Garrison Keillor once said we'd all be better off if we all started the day by giving thanks for just one thing. I'll try.

Monday, May 12, 2025

In the bottom of the box


It would just seem to me that the 17th-century French playwright, poet, and actor,Jean-Baptiste Poquelin, a man commonly called, simply, Moliere, wasn't particularly Reformed, nor did he want to be, nor was he expected to be. I'm thinking that during 19th century Dutch Reformed Holland, Moliere would be dismissed as a lightweight--the writer of comic sketches that tended to be, well, farcical, a funny bone without a body, someone probably left best unstudied simply because he was a man of "the theater," and Lord knows "the theater" was huge risk, a first step into sin.

So you can imagine my shock when I discovered this amazing twosome, Moliere and Racine, in the bottom of an old box of books, part of the library of Prof. G. K. Hemkes, a studied theologian from the early days of a tiny little denomination of nay-sayers, the Christian Reformed Church, a break-off of the much older Dutch Reformed Church.
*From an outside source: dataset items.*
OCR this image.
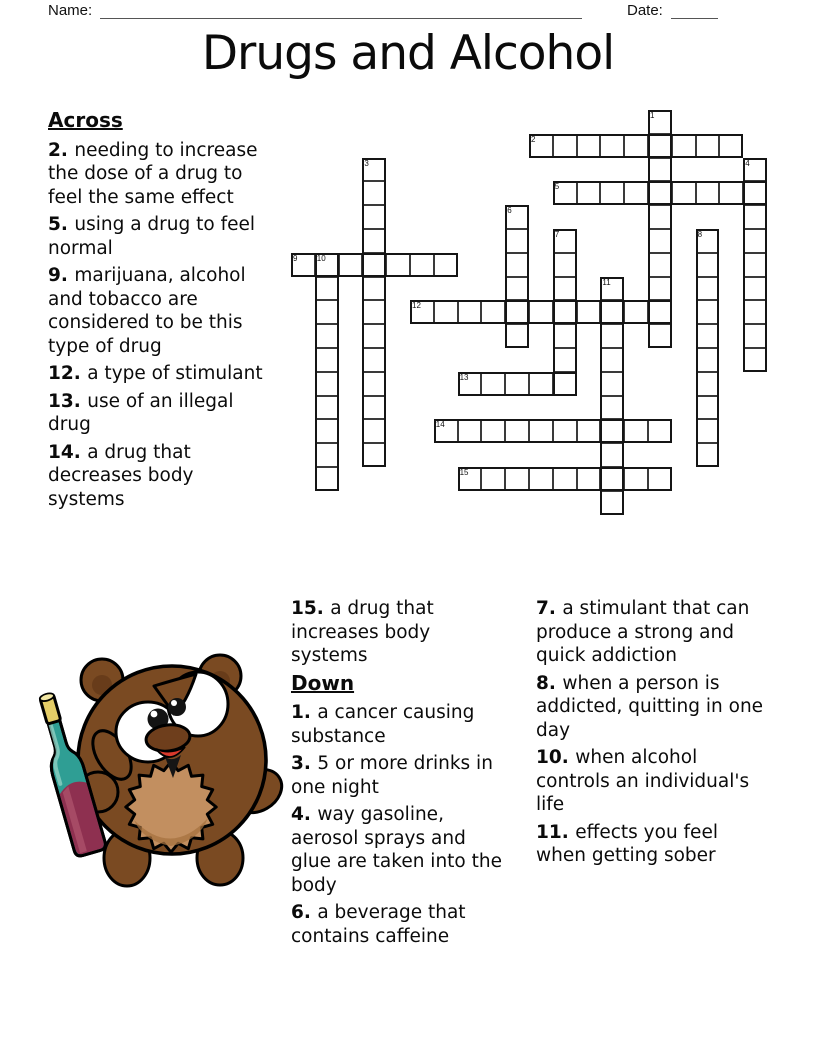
Name:	Date:
Drugs and Alcohol
1
2
3	4
5
6
7	8
9 10
11
12
13
14
15

Across

2. needing to increase the dose of a drug to feel the same effect

5. using a drug to feel normal

9. marijuana, alcohol and tobacco are considered to be this type of drug

12. a type of stimulant

13. use of an illegal drug

14. a drug that decreases body systems

15. a drug that increases body systems

Down

1. a cancer causing substance

3. 5 or more drinks in one night

4. way gasoline, aerosol sprays and glue are taken into the body

6. a beverage that contains caffeine

7. a stimulant that can produce a strong and quick addiction

8. when a person is addicted, quitting in one day

10. when alcohol controls an individual's life

11. effects you feel when getting sober
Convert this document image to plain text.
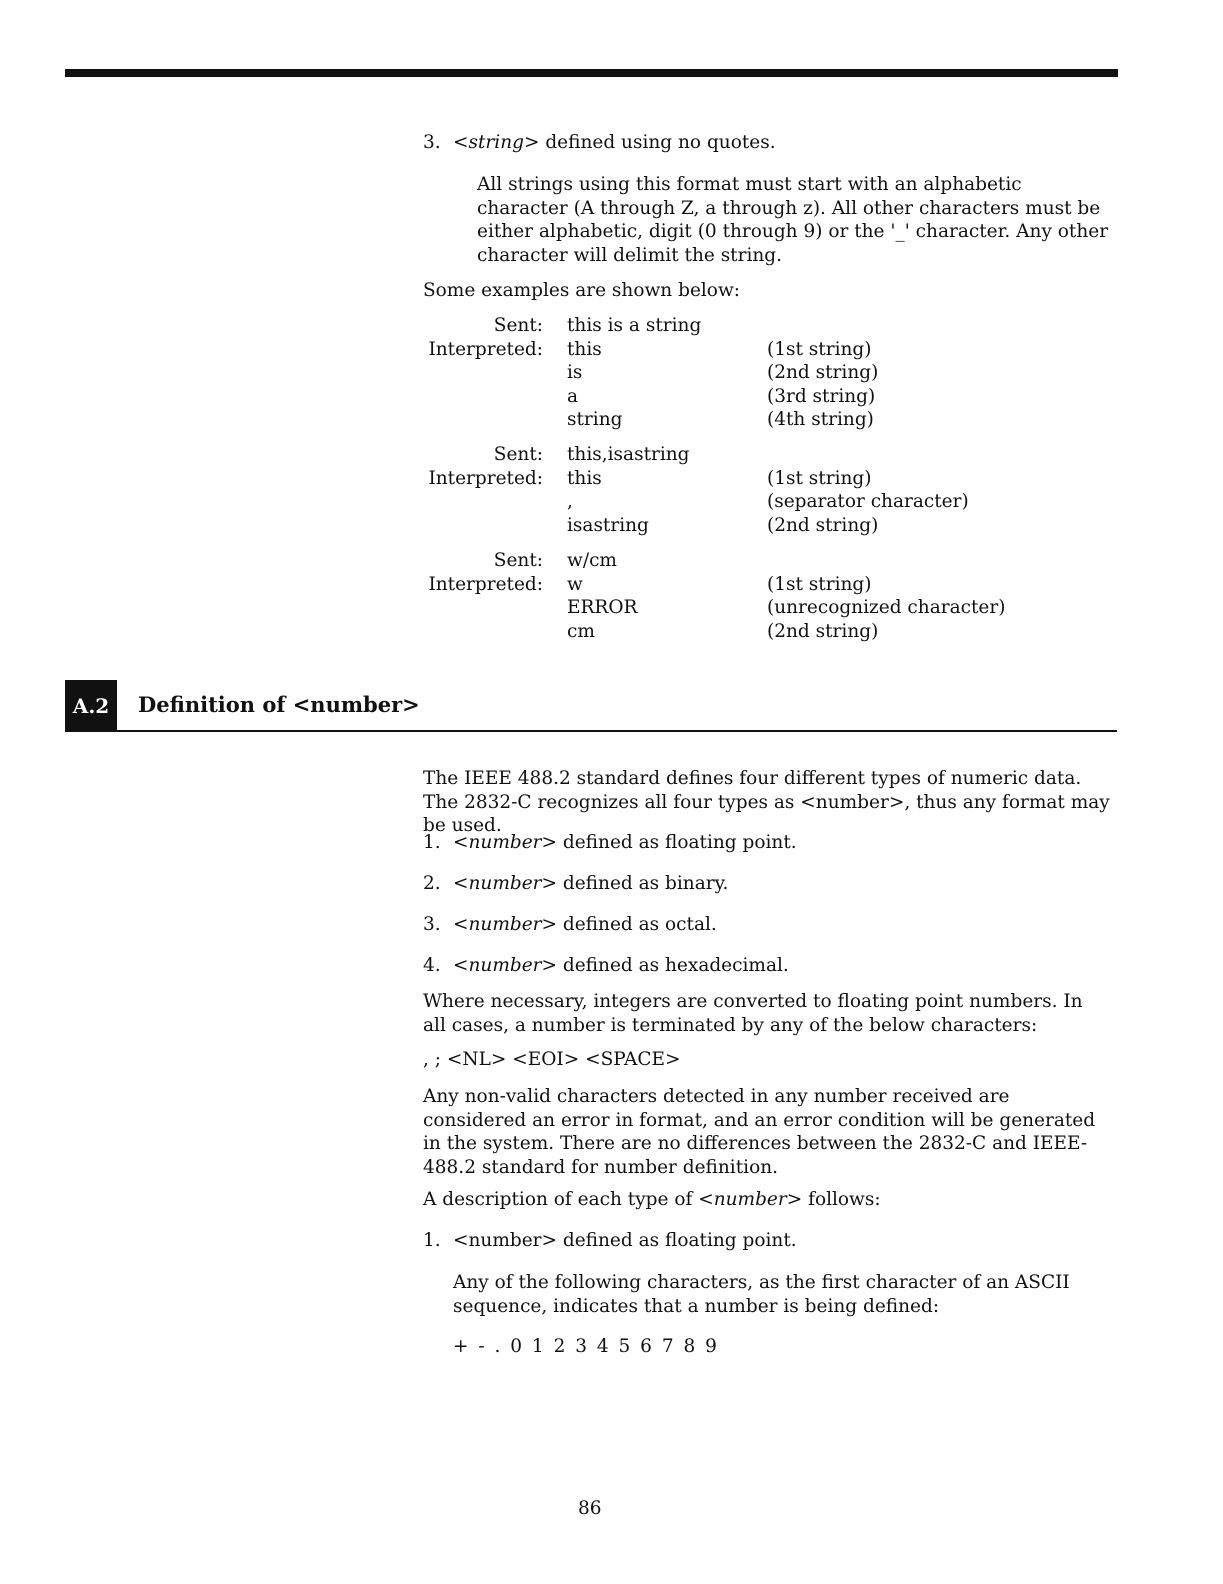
3. <string> defined using no quotes.
All strings using this format must start with an alphabetic character (A through Z, a through z). All other characters must be either alphabetic, digit (0 through 9) or the '_' character. Any other character will delimit the string.
Some examples are shown below:
Sent: this is a string
Interpreted: this	(1st string)
is	(2nd string)
a	(3rd string)
string	(4th string)
Sent: this,isastring
Interpreted: this	(1st string)
,	(separator character)
isastring	(2nd string)
Sent: w/cm
Interpreted: w	(1st string)
ERROR	(unrecognized character)
cm	(2nd string)
A.2	Definition of <number>
The IEEE 488.2 standard defines four different types of numeric data. The 2832-C recognizes all four types as <number>, thus any format may be used.
1. <number> defined as floating point.
2. <number> defined as binary.
3. <number> defined as octal.
4. <number> defined as hexadecimal.
Where necessary, integers are converted to floating point numbers. In all cases, a number is terminated by any of the below characters:
, ; <NL> <EOI> <SPACE>
Any non-valid characters detected in any number received are considered an error in format, and an error condition will be generated in the system. There are no differences between the 2832-C and IEEE-488.2 standard for number definition.
A description of each type of <number> follows:
1. <number> defined as floating point.
Any of the following characters, as the first character of an ASCII sequence, indicates that a number is being defined:
+ - . 0 1 2 3 4 5 6 7 8 9
86
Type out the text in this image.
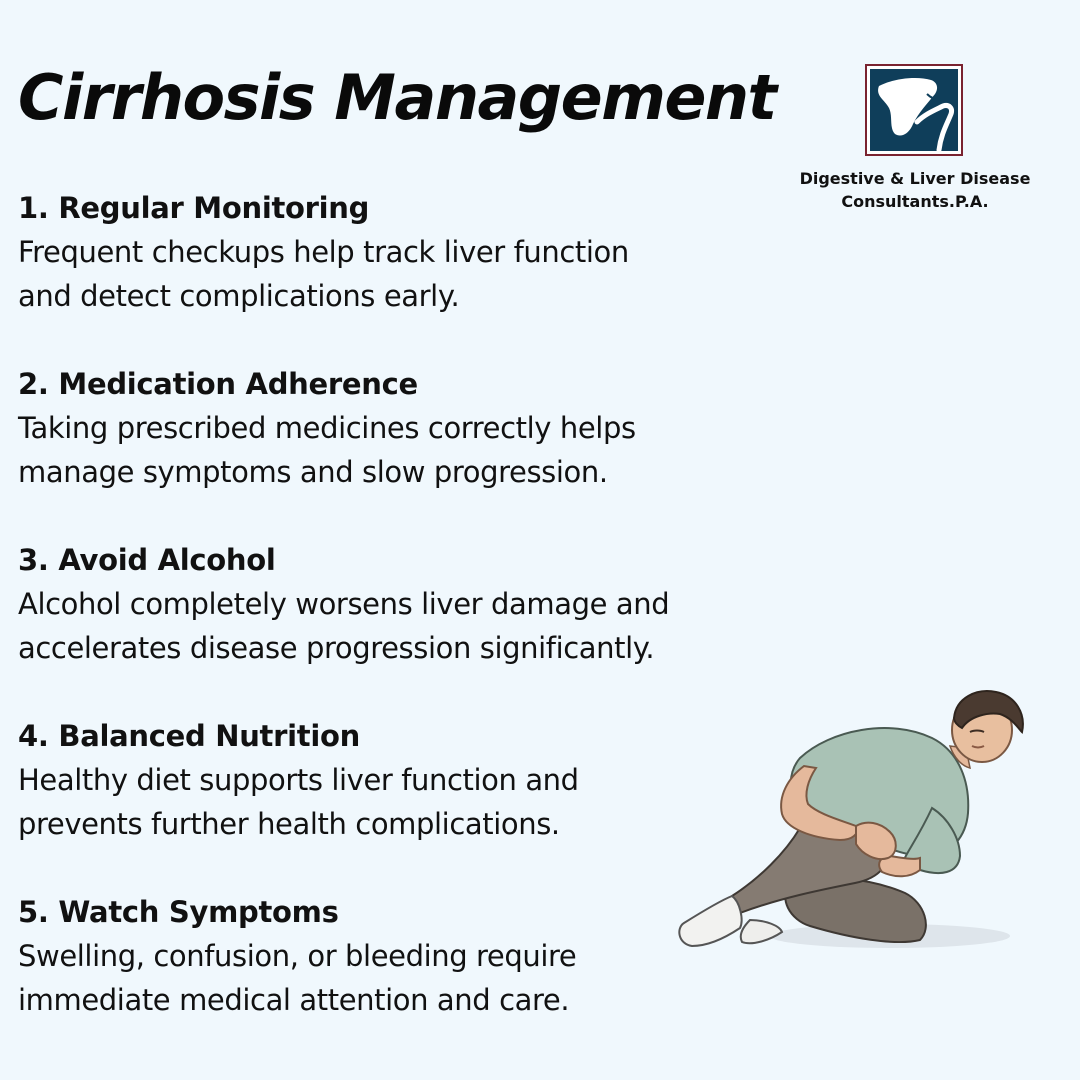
Cirrhosis Management
Digestive & Liver Disease
Consultants.P.A.
1. Regular Monitoring
Frequent checkups help track liver function
and detect complications early.
2. Medication Adherence
Taking prescribed medicines correctly helps
manage symptoms and slow progression.
3. Avoid Alcohol
Alcohol completely worsens liver damage and
accelerates disease progression significantly.
4. Balanced Nutrition
Healthy diet supports liver function and
prevents further health complications.
5. Watch Symptoms
Swelling, confusion, or bleeding require
immediate medical attention and care.
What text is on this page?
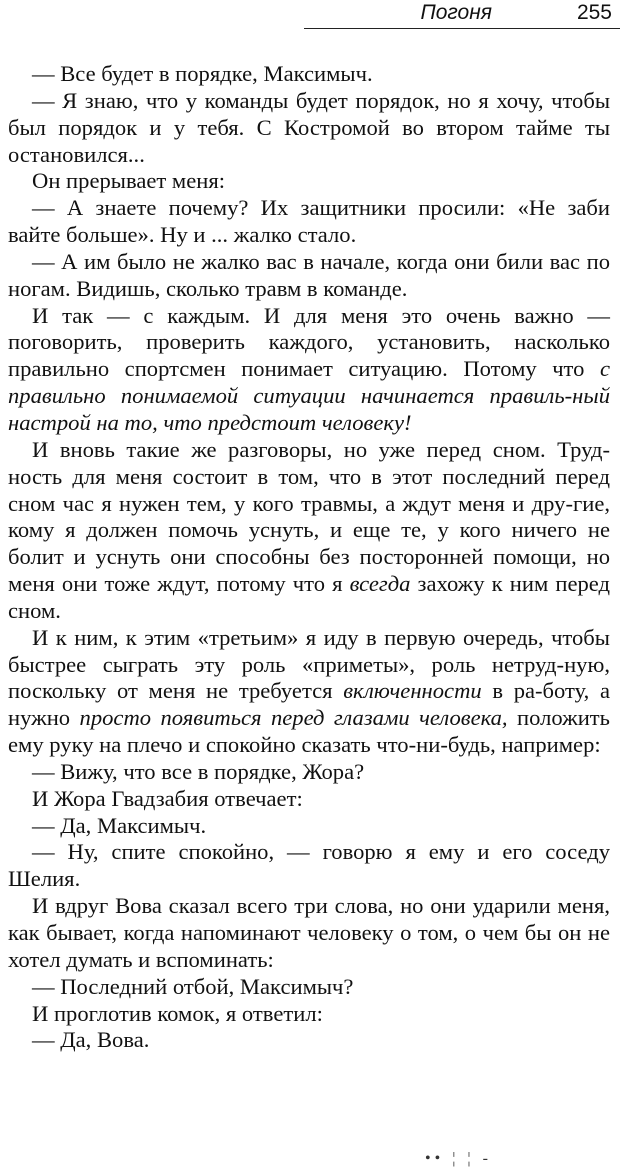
Погоня	255

— Все будет в порядке, Максимыч.

— Я знаю, что у команды будет порядок, но я хочу, чтобы был порядок и у тебя. С Костромой во втором тайме ты остановился...

Он прерывает меня:

— А знаете почему? Их защитники просили: «Не заби вайте больше». Ну и ... жалко стало.

— А им было не жалко вас в начале, когда они били вас по ногам. Видишь, сколько травм в команде.

И так — с каждым. И для меня это очень важно — поговорить, проверить каждого, установить, насколько правильно спортсмен понимает ситуацию. Потому что с правильно понимаемой ситуации начинается правиль-ный настрой на то, что предстоит человеку!

И вновь такие же разговоры, но уже перед сном. Труд-ность для меня состоит в том, что в этот последний перед сном час я нужен тем, у кого травмы, а ждут меня и дру-гие, кому я должен помочь уснуть, и еще те, у кого ничего не болит и уснуть они способны без посторонней помощи, но меня они тоже ждут, потому что я всегда захожу к ним перед сном.

И к ним, к этим «третьим» я иду в первую очередь, чтобы быстрее сыграть эту роль «приметы», роль нетруд-ную, поскольку от меня не требуется включенности в ра-боту, а нужно просто появиться перед глазами человека, положить ему руку на плечо и спокойно сказать что-ни-будь, например:

— Вижу, что все в порядке, Жора?

И Жора Гвадзабия отвечает:

— Да, Максимыч.

— Ну, спите спокойно, — говорю я ему и его соседу Шелия.

И вдруг Вова сказал всего три слова, но они ударили меня, как бывает, когда напоминают человеку о том, о чем бы он не хотел думать и вспоминать:

— Последний отбой, Максимыч?

И проглотив комок, я ответил:

— Да, Вова.

•• ¦ ¦ -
Hemkes was my great-grandfather, long gone before I was born. Nobody I know knew him. My dad didn't and claimed he didn't know much about him either. Grandpa Schaap, who married his daughter, was gone by the time I was five or six. He died without calling me into his room to tell me stories; in fact, no uncles or aunts knew much about this Hemkes guy either. 

From what little I could glean from a few articles, he was a conservative in the wars of his time, most of which centered (as they still do) on the degree of worldliness Christians can risk by membership in any group other than their own hometown congregations. I suppose the easiest way of saying it is that Professor Hemkes tended to shun the outreach of this world. "Worldliness" was an iron hammer back then, and by all means you didn't want to be smashed by it, worldliness that is.

So, those books up there are the top of the page, seemingly unopened, were a shock when I found them. It never would have occurred to me that my conservative grandfather would have owned them, but own them he did.

I'm guessing that it's his handwriting, in his book, a collection of plays by Moliere, the jokester, that he might well be have bought from Mr. H. Bosma on October 12 of 1859. Back then, he was still in Holland, hadn't yet immigrated. 

I was non-plussed. My very conservative great-grandpa would have had on the shelves of his library the complete Moliere? There it was in my hands, along with a copy of the plays of Racine, yet another French playwright. 

Loved it. Not because it proved him a hypocrite--one could come to that conclusion; nor because it proved him a  man of this world, also possible. I loved it because Theatre complete De J. Racine and two volumes of Moliere (in French) suggested that Grandpa wasn't only someone who fought the good fight against worldliness. What I had in my hands suggested

that if he hated the theater, if he despised worldliness, at least he knew what he was talking about.

They're in the French language, of course, and published (Moliere at least) in Paris in 1858. 

 


1 comment:

Anonymous said...

Be sure to open those old books.

Sometimes they are hollowed out and stuffed with gold coins.